Pois acreditem, chegou o pessoal marcado para a perícia das 8, das 9, e só às 9 e meia informaram que NÃO iam atender. Todo mundo ia ser remarcado! Para 9 de novembro! Ah, essa eu não aguentei, vi que tinha uma mulher que parecia comandar os funcionários e expliquei: estou precisando voltar ao trabalho... estou de alta... não preciso de perícia... só de uma liberação... Nada, ela me disse que só os médicos liberam e eles resolveram entrar em greve!!! Que raiva!!! Não me conformei! Liguei para o meu chefe. Expliquei o que estava acontecendo. Ele também ficou preocupado e me transferiu para o médico do trabalho, para ver se ele podia resolver. Não podia. Estamos na mão do INSS. Mais um mês sem salário. E pior, vou ter que voltar de qualquer maneira no dia 9, quer esses malucos do INSS queiram ou não, senão fico com duas férias vencidas acumuladas na empresa. Tenho que tirar as férias. Ou vou arrumar outra dor de cabeça para quem não merece: a empresa.
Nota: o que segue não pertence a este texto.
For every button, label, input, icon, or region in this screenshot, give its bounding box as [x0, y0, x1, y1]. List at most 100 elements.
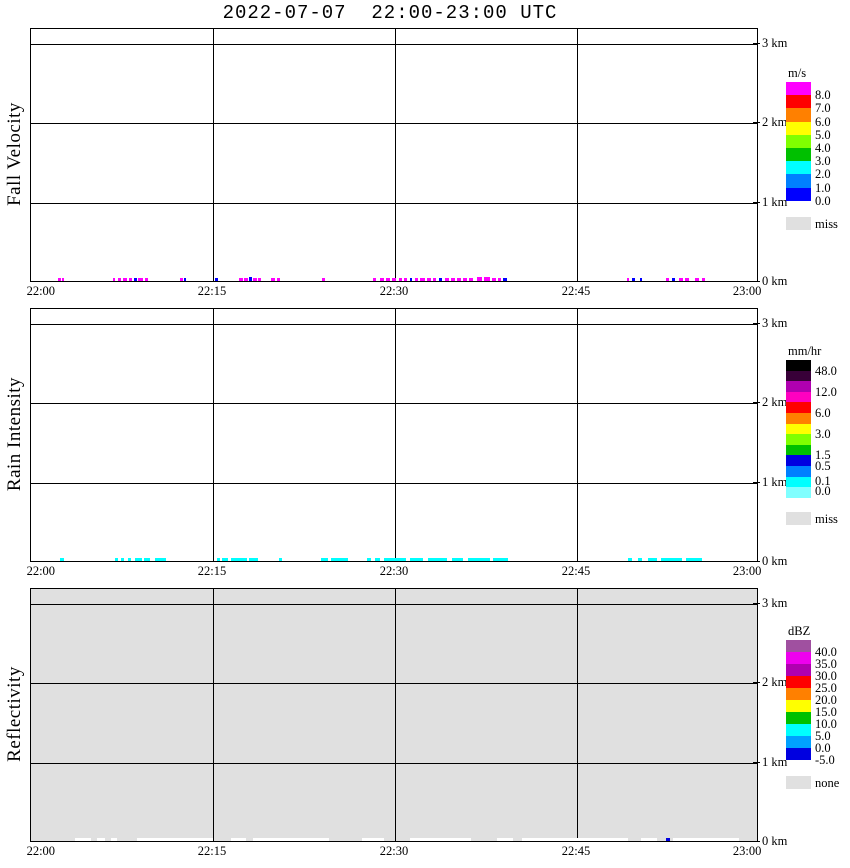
colorbar-band: [786, 640, 811, 652]
colorbar-tick-label: 3.0: [815, 426, 831, 441]
x-tick-label-22-00: 22:00: [26, 284, 56, 298]
plot-area-fall-velocity[interactable]: [30, 28, 758, 282]
data-cell: [373, 278, 377, 281]
data-cell: [74, 838, 91, 841]
colorbar-fall-velocity: [786, 82, 811, 201]
colorbar-tick-label: 10.0: [815, 716, 837, 731]
y-tick-mark-0km: [753, 561, 760, 562]
x-tick-label-22-30: 22:30: [379, 284, 409, 298]
y-tick-label-0km: 0 km: [762, 834, 788, 848]
colorbar-band: [786, 423, 811, 435]
x-tick-label-22-00: 22:00: [26, 844, 56, 858]
data-cell: [114, 558, 119, 561]
y-tick-label-1km: 1 km: [762, 194, 788, 209]
y-tick-label-3km: 3 km: [762, 315, 788, 330]
colorbar-tick-label: 25.0: [815, 680, 837, 695]
colorbar-tick-label: 48.0: [815, 363, 837, 378]
data-cell: [665, 838, 671, 841]
gridline-horizontal-2km: [31, 123, 757, 125]
data-cell: [61, 278, 64, 281]
colorbar-band: [786, 444, 811, 456]
plot-area-rain-intensity[interactable]: [30, 308, 758, 562]
gridline-horizontal-3km: [31, 43, 757, 45]
colorbar-band: [786, 652, 811, 664]
data-cell: [638, 558, 642, 561]
data-cell: [420, 277, 425, 281]
colorbar-band: [786, 187, 811, 201]
colorbar-band: [786, 370, 811, 382]
colorbar-band: [786, 700, 811, 712]
panel-reflectivity: [30, 588, 758, 842]
colorbar-missing-swatch: [786, 511, 811, 525]
colorbar-tick-label: 6.0: [815, 405, 831, 420]
gridline-horizontal-1km: [31, 762, 757, 764]
colorbar-units-fall-velocity: m/s: [788, 66, 807, 80]
gridline-vertical-22:15: [213, 589, 214, 841]
data-cell: [320, 558, 328, 561]
colorbar-tick-label: 20.0: [815, 692, 837, 707]
colorbar-tick-label: 3.0: [815, 153, 831, 168]
data-cell: [671, 278, 675, 281]
data-cell: [123, 278, 128, 281]
data-cell: [154, 558, 167, 561]
colorbar-tick-label: 35.0: [815, 656, 837, 671]
colorbar-band: [786, 487, 811, 498]
colorbar-reflectivity: [786, 640, 811, 760]
colorbar-band: [786, 688, 811, 700]
colorbar-band: [786, 465, 811, 477]
colorbar-tick-label: 8.0: [815, 87, 831, 102]
colorbar-band: [786, 95, 811, 109]
colorbar-tick-label: 7.0: [815, 101, 831, 116]
data-cell: [271, 278, 275, 281]
panel-rain-intensity: [30, 308, 758, 562]
data-cell: [384, 558, 406, 561]
colorbar-band: [786, 174, 811, 188]
gridline-horizontal-2km: [31, 683, 757, 685]
colorbar-tick-label: 5.0: [815, 728, 831, 743]
data-cell: [248, 276, 253, 281]
colorbar-tick-label: 0.0: [815, 740, 831, 755]
x-tick-label-23-00: 23:00: [732, 844, 762, 858]
colorbar-band: [786, 402, 811, 413]
data-cell: [398, 278, 402, 281]
data-cell: [673, 838, 739, 841]
y-tick-mark-1km: [753, 201, 760, 203]
data-cell: [216, 558, 221, 561]
data-cell: [222, 558, 228, 561]
data-cell: [277, 278, 280, 281]
data-cell: [128, 277, 133, 281]
data-cell: [136, 838, 213, 841]
data-cell: [183, 278, 187, 281]
colorbar-tick-label: 1.0: [815, 180, 831, 195]
data-cell: [467, 558, 490, 561]
y-tick-label-0km: 0 km: [762, 274, 788, 288]
gridline-vertical-22:45: [577, 29, 578, 281]
y-tick-label-3km: 3 km: [762, 595, 788, 610]
y-tick-label-0km: 0 km: [762, 554, 788, 568]
x-tick-label-22-00: 22:00: [26, 564, 56, 578]
colorbar-tick-label: 2.0: [815, 167, 831, 182]
data-cell: [111, 837, 117, 841]
data-cell: [684, 278, 690, 281]
colorbar-tick-label: 6.0: [815, 114, 831, 129]
data-cell: [239, 278, 243, 281]
y-tick-mark-3km: [753, 322, 760, 324]
colorbar-missing-label: none: [815, 776, 840, 790]
x-tick-label-22-15: 22:15: [197, 844, 227, 858]
data-cell: [403, 277, 408, 281]
colorbar-band: [786, 736, 811, 748]
x-tick-label-22-30: 22:30: [379, 564, 409, 578]
y-tick-label-2km: 2 km: [762, 675, 788, 690]
plot-area-reflectivity[interactable]: [30, 588, 758, 842]
data-cell: [96, 838, 106, 841]
data-cell: [392, 278, 396, 281]
data-cell: [522, 838, 628, 841]
data-cell: [133, 278, 137, 281]
data-cell: [414, 278, 419, 281]
data-cell: [258, 278, 262, 281]
x-tick-label-22-15: 22:15: [197, 284, 227, 298]
colorbar-band: [786, 108, 811, 122]
colorbar-band: [786, 676, 811, 688]
colorbar-band: [786, 724, 811, 736]
data-cell: [469, 278, 473, 281]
OK, devo admitir. Mesmo hoje, minha coluna não está boa. Estou em tratamento. Talvez eu realmente ficasse afastada se a perícia ocorresse no dia seguinte. Estava tudo tão inflamado e travado, que não podia nem ser mexido. Tomei medicação uns tempos. Só agora vai começar a fisioterapia (RPG). Mas isso não omite a responsabilidade de se atender com dignidade o trabalhador e as empresas, que necessitam de seus serviços em um tempo ágil e de forma eficiente. Se eu estivesse com 100% das minhas condições de trabalho, eram 2 meses de prejuízo para a empresa, sem o funcionário. Como não estou, são 2 meses de prejuízo para mim, que estou sem salário! Para que pagamos tantos impostos? Para esta piada???

Já tenho duas sugestões bacanas para ir para o Reino Unido e uma para a Austrália. É de se pensar... Já perdi as esperanças do povo brasileiro acordar e mudar o voto. Se meu noivo topar, em três anos ou menos eu me livro de tudo aqui e vou embora!!!